Отчисление Комова он считал почти диверсией против команды. «Локомотив» всегда славился своей защитой, и вдруг удар как раз по защите, по основному бастиону.

— Геш, согласись, что такие операции не проводятся перед ответственными матчами! Залетите вы в Вене на несколько штук. Все так считают.

В это время Клавдия, подхватывая болтавшиеся ноги Маришки, пыталась открыть дверь подъезда.

— Чего пылить попусту? — отмахнулся Скачков, торопясь помочь ей. — Все еще направится.

— Да я думаю! — убежденно произнес Звонарев. — А как же иначе? Ведь впереди-то…

Последние слова он прокричал вслед убегавшему Скачкову и подождал, пока за ними не захлопнулась входная дверь.

Дома пришлось вынести немое, но красноречивое возмущение Софьи Казимировны. Она забрала, почти вырвала у Клавдии спящего ребенка. Началась поздняя суматоха, в которой Скачкову не находилось места: хлопанье, дверей, шум воды на кухне, компрессы, порошки, плач разбуженной Маришки.

Предложение Скачкова вызвать скорую помощь осталось без внимания, — его не замечали, он вообще только мешал.

Дождавшись, когда в квартире все затихло, Скачков на цыпочках прокрался по коридору. «Женская половина», как он называл другую комнату, напоминала палату тяжелобольного. Торшер завешен шалью, Клавдия, низко наклоняясь к свету, изучала термометр. Температура все же была.

— Хоть бы ребенка оставили в покое! — сварливо проскрипела Софья Казимировна. Очки на ее лице сверкали угрожающе. В болезни Маришки она считала виноватыми обоих. Только что шепотом она как следует отчитала Клавдию. Губы ее, обескровленные от постоянного сжатия, превратились в гневную полоску.

От греха Скачков снова убрался к себе.

Он задремал, не выключая света, а когда проснулся, не сразу сообразил, где он, что с ним. Время было далеко за полночь. На цыпочках Скачков вышел в коридор.

Через стеклянную дверь был виден беспорядок в женской половине. Клавдия спала на раскладушке в халатике, ноги прикрыты кофточкой. Софья Казимировна, в очках, не раздеваясь, дремала в кресле возле детской кроватки.

Чтобы не шуметь, Скачков приник ртом к крану и осторожно пустил воду. Напившись, он с теми же предосторожностями, не уронив ни капли, закрыл кран.

У себя в комнате он быстро разостлал постель и, щелкнув выключателем, с наслаждением вытянулся на свежих простынях. Давно надо бы спать, иначе завтра на первой же тренировке не потянешь ног…

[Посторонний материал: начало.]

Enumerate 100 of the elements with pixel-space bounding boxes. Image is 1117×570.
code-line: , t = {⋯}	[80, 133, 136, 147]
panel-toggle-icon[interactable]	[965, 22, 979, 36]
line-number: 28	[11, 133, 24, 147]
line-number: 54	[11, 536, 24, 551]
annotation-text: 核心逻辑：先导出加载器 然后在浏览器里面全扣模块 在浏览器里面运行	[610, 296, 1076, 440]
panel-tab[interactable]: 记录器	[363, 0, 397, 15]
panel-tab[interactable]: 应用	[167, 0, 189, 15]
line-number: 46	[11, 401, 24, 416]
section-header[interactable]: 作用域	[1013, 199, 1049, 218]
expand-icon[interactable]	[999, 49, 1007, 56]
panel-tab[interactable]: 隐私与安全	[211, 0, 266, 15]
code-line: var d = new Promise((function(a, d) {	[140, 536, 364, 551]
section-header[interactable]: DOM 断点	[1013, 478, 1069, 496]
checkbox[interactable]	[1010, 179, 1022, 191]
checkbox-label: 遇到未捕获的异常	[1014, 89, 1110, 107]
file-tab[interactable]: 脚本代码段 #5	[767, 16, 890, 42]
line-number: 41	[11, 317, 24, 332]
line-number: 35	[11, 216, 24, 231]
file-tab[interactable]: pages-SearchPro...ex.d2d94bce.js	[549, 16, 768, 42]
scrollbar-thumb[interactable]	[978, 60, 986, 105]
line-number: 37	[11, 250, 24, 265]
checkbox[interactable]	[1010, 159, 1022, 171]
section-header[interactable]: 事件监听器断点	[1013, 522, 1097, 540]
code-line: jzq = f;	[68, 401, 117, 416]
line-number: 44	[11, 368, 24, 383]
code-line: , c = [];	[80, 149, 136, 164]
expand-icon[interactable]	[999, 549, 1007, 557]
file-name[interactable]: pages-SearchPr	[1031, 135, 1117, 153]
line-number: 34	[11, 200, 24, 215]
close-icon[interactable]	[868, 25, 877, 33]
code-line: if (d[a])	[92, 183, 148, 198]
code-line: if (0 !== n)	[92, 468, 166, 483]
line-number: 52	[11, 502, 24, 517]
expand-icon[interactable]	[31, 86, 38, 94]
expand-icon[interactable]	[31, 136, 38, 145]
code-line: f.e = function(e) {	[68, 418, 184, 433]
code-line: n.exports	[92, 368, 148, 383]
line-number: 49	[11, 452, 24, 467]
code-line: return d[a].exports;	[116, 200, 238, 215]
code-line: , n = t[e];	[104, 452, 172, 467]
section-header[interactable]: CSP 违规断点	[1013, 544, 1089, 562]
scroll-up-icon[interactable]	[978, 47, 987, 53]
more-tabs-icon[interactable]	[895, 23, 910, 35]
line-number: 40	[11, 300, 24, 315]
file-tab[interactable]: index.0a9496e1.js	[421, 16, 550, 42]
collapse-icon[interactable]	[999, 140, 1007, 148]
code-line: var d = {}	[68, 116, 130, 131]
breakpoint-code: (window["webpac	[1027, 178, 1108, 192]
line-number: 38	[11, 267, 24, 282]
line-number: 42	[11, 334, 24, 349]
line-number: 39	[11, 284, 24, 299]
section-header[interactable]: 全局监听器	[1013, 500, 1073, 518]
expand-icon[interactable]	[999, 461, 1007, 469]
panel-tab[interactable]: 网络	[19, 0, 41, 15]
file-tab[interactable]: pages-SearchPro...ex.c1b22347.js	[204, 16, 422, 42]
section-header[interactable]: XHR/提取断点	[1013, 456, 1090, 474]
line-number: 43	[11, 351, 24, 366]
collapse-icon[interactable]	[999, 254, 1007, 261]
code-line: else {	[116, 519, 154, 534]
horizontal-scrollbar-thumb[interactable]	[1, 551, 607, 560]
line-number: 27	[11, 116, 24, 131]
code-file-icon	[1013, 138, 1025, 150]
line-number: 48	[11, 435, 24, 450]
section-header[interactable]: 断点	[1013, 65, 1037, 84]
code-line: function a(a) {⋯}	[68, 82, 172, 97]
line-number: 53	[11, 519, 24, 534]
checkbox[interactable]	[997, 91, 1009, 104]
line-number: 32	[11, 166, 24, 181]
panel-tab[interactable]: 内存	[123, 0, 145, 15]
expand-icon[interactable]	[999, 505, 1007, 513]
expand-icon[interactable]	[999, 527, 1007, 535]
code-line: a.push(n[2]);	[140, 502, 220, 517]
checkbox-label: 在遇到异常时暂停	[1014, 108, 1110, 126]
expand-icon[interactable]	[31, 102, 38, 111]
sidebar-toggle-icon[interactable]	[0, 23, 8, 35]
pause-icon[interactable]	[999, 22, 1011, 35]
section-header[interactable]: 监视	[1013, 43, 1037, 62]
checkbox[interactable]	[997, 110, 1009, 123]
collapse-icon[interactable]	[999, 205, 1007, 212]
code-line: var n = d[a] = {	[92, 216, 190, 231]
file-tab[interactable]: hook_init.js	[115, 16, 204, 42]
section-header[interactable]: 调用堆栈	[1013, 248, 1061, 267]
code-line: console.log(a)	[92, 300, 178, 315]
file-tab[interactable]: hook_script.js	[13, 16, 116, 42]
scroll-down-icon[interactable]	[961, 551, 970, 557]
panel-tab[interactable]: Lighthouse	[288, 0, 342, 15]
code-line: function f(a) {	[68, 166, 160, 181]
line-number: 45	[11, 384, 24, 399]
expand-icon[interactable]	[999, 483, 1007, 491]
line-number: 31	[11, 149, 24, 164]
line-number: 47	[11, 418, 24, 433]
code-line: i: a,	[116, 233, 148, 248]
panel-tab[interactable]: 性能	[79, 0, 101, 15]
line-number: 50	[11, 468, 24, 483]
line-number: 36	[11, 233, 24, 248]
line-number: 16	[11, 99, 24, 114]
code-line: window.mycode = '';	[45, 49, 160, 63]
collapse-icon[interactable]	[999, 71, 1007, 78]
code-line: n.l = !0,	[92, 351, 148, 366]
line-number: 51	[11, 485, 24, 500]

Они не задержались бы у Звонаревых, если бы не спор, начавшийся с упоминания имени Каретникова. Скачков уверял, что с новым тренером дела «Локомотива» должны пойти на лад. Звонарев скривился. На его взгляд, век тренера обещал быть очень недолгим. Проигрыши в первых матчах, нездоровая обстановка в команде, да еще и оскорбление самого Рытвина… Он считал, Каретников продержится самое большее до возвращения из Вены. До бесславного возвращения! А там с него спросят сразу за все!